Rapid productivity growth in the dot-com era of the late 1990s originated in computer manufacturing — information and communication technology equipment — but this manufacturing has vanished since almost all suchequipment is now imported.
This effect of that new technology was another important source of growth. Out went typewriters and calculating machines, replaced by personal computers, spreadsheet and word-processing software, web browsers and e-commerce. Productivity also boomed in retailing, as Walmart and other "big box" stores revolutionized retail selection, layout and supply chain management.
But by 2004, the digital revolution had achieved most of its transition in business methods. Not much has changed in offices and at retail stores since then.
Slow productivity growth feeds directly into voter discontent by limiting wage increases. But as slow as productivity growth has been, wages have risen even less. In fact, real inflation-adjusted median wages have risen more slowly than productivity for most of the past 40 years. There are several reasons for this: Corporate profits have increased their share of the total pie at the expense of a lower share for employee compensation; the rising cost of medical care means that health insurance coverage is taking a bigger bite out of paychecks; and most important, rising inequality has siphoned off much of the extra income produced by productivity gains into the pockets of the top 1 percent.
Voter unease reflects more than the impact of wage stagnation. Globalization and automation have hollowed out manufacturing, eliminating millions of middle-income blue-collar jobs. Roughly six million workers who want full-time jobs hold part-time positions that lack employer-paid medical insurance and force them to juggle irregular schedules. An "atomization" of the workplace has led to the increased use of temporary and on-call workers like Uber drivers and episodic forms of employment that don't offer traditional benefits. Medical insurance with high deductibles and co-payments threatens families with unpredictable financial setbacks in case of a medical emergency.
Furthermore, over the past generation, defined-benefit retirement plans paying a pension have been replaced by defined-contribution plans. These subject retirement savings to the vagaries of the stock market, and many people in their 40s and 50s have not yet recovered the level of real stock market or home equity wealth they had before the Great Recession. With the decline of marriage, there are fewer two-earner families. Young people are emerging from college with a debt burden that in many cases causes them to live with their parents delaying household formation, marriage and children.

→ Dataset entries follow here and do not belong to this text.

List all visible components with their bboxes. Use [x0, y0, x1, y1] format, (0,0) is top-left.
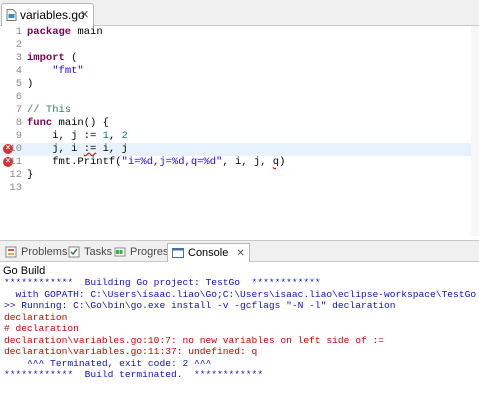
code-text: import (	[27, 52, 77, 65]
code-token: (	[64, 52, 78, 64]
go-file-icon	[6, 9, 17, 21]
code-line[interactable]: × 10 j, i := i, j	[0, 143, 479, 156]
editor-tab-label: variables.go	[20, 8, 85, 22]
code-token: j, i	[27, 143, 84, 155]
line-number: 8	[15, 117, 22, 129]
code-token: ,	[108, 130, 122, 142]
code-text: )	[27, 78, 33, 91]
code-text: }	[27, 169, 33, 182]
tab-console[interactable]: Console ✕	[167, 243, 250, 262]
console-line: ************ Building Go project: TestGo…	[4, 277, 321, 288]
line-number: 9	[15, 130, 22, 142]
code-text: func main() {	[27, 117, 109, 130]
console-line: with GOPATH: C:\Users\isaac.liao\Go;C:\U…	[4, 288, 477, 300]
code-token: import	[27, 52, 65, 64]
console-line: declaration\variables.go:10:7: no new va…	[4, 334, 384, 346]
tab-tasks-label: Tasks	[84, 246, 113, 258]
line-number: 1	[15, 26, 22, 38]
code-lines: 1 package main 2 3 import (4 "fmt" 5) 6 7// Thi…	[0, 26, 479, 195]
code-token: )	[279, 156, 286, 168]
code-line[interactable]: × 11 fmt.Printf("i=%d,j=%d,q=%d", i, j, q…	[0, 156, 479, 169]
code-text: // This	[27, 104, 71, 117]
close-icon[interactable]: ✕	[236, 248, 244, 259]
code-line[interactable]: 1 package main	[0, 26, 479, 39]
code-token: }	[27, 169, 34, 181]
code-text: "fmt"	[27, 65, 84, 78]
code-line[interactable]: 4 "fmt"	[0, 65, 479, 78]
tab-problems[interactable]: Problems	[5, 244, 67, 260]
code-token: , i, j,	[222, 156, 273, 168]
editor-tab-variables-go[interactable]: variables.go ✕	[1, 3, 94, 26]
code-text: package main	[27, 26, 103, 39]
console-line: ************ Build terminated. *********…	[4, 369, 264, 380]
console-output[interactable]: ************ Building Go project: TestGo…	[4, 277, 478, 381]
code-line[interactable]: 9 i, j := 1, 2	[0, 130, 479, 143]
line-number: 6	[15, 91, 22, 103]
console-line: >> Running: C:\Go\bin\go.exe install -v …	[4, 300, 396, 311]
overview-ruler[interactable]	[471, 26, 479, 236]
code-text: fmt.Printf("i=%d,j=%d,q=%d", i, j, q)	[27, 156, 285, 169]
code-token: i, j :=	[27, 130, 103, 142]
tab-console-label: Console	[188, 247, 229, 259]
console-icon	[172, 248, 184, 259]
code-token: main() {	[52, 117, 109, 129]
line-number: 2	[15, 39, 22, 51]
code-line[interactable]: 3 import (	[0, 52, 479, 65]
line-number: 4	[15, 65, 22, 77]
code-line[interactable]: 5)	[0, 78, 479, 91]
console-line: declaration	[4, 311, 68, 323]
views-tab-bar: Problems Tasks Progress Console ✕	[0, 240, 479, 262]
code-token: // This	[27, 104, 72, 116]
problems-icon	[5, 246, 17, 258]
tab-problems-label: Problems	[21, 246, 68, 258]
code-token: package	[27, 26, 72, 38]
code-token: 2	[121, 130, 128, 142]
console-line: # declaration	[4, 323, 79, 334]
close-icon[interactable]: ✕	[80, 8, 89, 22]
code-line[interactable]: 2	[0, 39, 479, 52]
code-line[interactable]: 12}	[0, 169, 479, 182]
progress-icon	[114, 247, 126, 257]
line-number: 11	[9, 156, 22, 168]
editor-tab-bar: variables.go ✕	[0, 0, 479, 26]
line-number: 10	[9, 143, 22, 155]
tasks-icon	[68, 246, 80, 258]
console-title: Go Build	[3, 265, 46, 277]
code-line[interactable]: 7 // This	[0, 104, 479, 117]
line-number: 3	[15, 52, 22, 64]
line-number: 7	[15, 104, 22, 116]
console-line: ^^^ Terminated, exit code: 2 ^^^	[4, 357, 212, 369]
code-token: "i=%d,j=%d,q=%d"	[121, 156, 223, 168]
code-editor[interactable]: 1 package main 2 3 import (4 "fmt" 5) 6 7// Thi…	[0, 26, 479, 236]
code-line[interactable]: 13	[0, 182, 479, 195]
console-line: declaration\variables.go:11:37: undefine…	[4, 346, 258, 357]
code-text: i, j := 1, 2	[27, 130, 128, 143]
tab-progress[interactable]: Progress	[114, 244, 174, 260]
code-text: j, i := i, j	[27, 143, 128, 156]
line-number: 5	[15, 78, 22, 90]
error-token: :=	[83, 143, 97, 155]
code-line[interactable]: 8 func main() {	[0, 117, 479, 130]
code-token: func	[27, 117, 53, 129]
code-line[interactable]: 6	[0, 91, 479, 104]
code-token: i, j	[96, 143, 128, 155]
tab-tasks[interactable]: Tasks	[68, 244, 112, 260]
line-number: 12	[9, 169, 22, 181]
line-number: 13	[9, 182, 22, 194]
code-token: fmt.Printf(	[27, 156, 122, 168]
code-token: )	[27, 78, 34, 90]
code-token: "fmt"	[52, 65, 84, 77]
code-token: main	[71, 26, 103, 38]
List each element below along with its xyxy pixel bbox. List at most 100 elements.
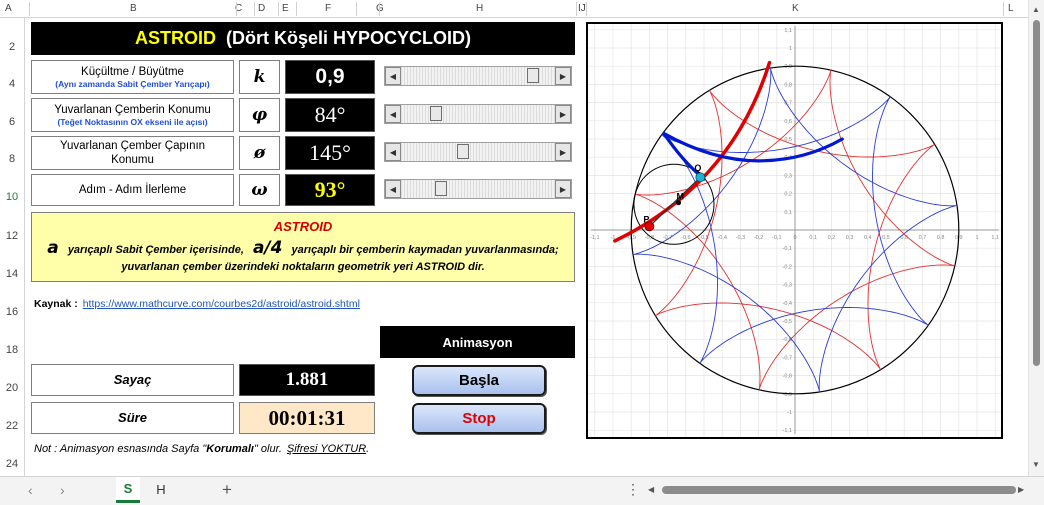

Unfortunately for the candidates and the country's prospects, the depth and breadth of these problems go beyond the reach of policies that might nudge the economy's overall output growth rate up by a few tenths of a percentage point. The slow pace of growth has also squeezed tax revenues, restricting the scope of potential government programs.
Policy changes can help: Imposing higher taxes on the superrich and eliminating tax loopholes and deductions that primarily benefit higher-income taxpayers would make some headway both against rising inequality and flagging tax revenue. Minimum wage increases directly attack inequality, because the wage boost to those who retain their low-income jobs substantially exceeds the extent of any resulting job losses.
The tax revenues from a superrich tax surcharge and from loophole-busting tax reform would provide the funds for a huge program of investment following the example of the Interstate Highway System, which is generally regarded as a prime source of robust productivity growth in the 1960s. Mrs. Clinton's proposals thus far include substantial infrastructure spending, and this is an area, along with tax reform, where she has the potential to gain bipartisan approval.
Yet there are limits to individual policies. A better direction is to follow other nations like Canada, Australia and the Nordic countries. In those countries, insecurity is less acute because government institutions are more robust. Americans look abroad and wonder why we cannot enjoy the benefits of single-payer medical care, paid parental leave, lower-cost college education and uniform income-contingent college debt repayment.